The stomach bacterium Helicobacter pylori, normally considered "bad" gut bacteria, may help control diabetes, Science Daily reports.
The bacterium is often related to gastric cancer, peptic ulcers and gastritis. "H. pylori is the dominant member of the gastric microbiota and infects about half of the world population. While H. pylori infection can be associated with severe disease, it helps control chronic inflammatory, allergic or autoimmune dieases," said Josep Bassaganya-Riera, director of the Nutritional Immunology and Molecular Medicine Laboratory and the Center for Modeling Immunity to Enteric Pathogens (MIEP) at Virginia Tech. "We demonstrated for the first time that gastric colonization with H. pylori exerts beneficial effects in mouse models of obesity and diabetes."
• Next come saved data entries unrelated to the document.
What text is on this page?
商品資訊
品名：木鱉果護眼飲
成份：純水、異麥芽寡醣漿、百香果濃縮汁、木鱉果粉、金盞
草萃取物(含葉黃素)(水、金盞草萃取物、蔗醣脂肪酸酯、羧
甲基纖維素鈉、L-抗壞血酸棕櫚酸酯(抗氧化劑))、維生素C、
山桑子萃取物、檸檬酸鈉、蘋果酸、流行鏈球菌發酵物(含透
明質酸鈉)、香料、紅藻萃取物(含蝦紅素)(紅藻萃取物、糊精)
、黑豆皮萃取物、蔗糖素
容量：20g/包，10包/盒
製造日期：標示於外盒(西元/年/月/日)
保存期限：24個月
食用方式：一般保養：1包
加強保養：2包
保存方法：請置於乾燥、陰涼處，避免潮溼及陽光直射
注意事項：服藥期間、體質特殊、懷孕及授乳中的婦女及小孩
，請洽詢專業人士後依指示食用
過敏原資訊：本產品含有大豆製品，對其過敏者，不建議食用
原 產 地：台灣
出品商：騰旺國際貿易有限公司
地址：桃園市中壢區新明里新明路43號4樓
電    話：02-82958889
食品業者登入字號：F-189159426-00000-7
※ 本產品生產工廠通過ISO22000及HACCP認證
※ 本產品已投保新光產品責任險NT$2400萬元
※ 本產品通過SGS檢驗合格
H. pylori is known to infect half of the world's population, although most do not develop symptoms. The bacterium's number are dropping in developed nations, in line with soaring diabetes rates. Our reliance (and overuse) of antibiotics in health and livestock feed may be destroying H. pylori and other "good" bacteria, and may explain the rise in obesity, allergies, inflammatory bowel disease and asthma.
The study used mice infected with two forms of H. pylori, as well as unaffected mice. Those affected with the less virulent strain of bacteria showed less insulin resistance than the other two groups. The researchers say that whether the bacteria is harmful or helpful is dependent on H. pylori's genetic makeup's interaction with the host's immune response.
"The role of H. pylori as a pathogen does not provide an explanation as to why it has colonized the stomach of humans thousands of years. Our new findings suggest that H. pylori may provide important metabolic traits required to ameliorate diabetes that humans have no evolved on their own," said Bassaganya-Riera.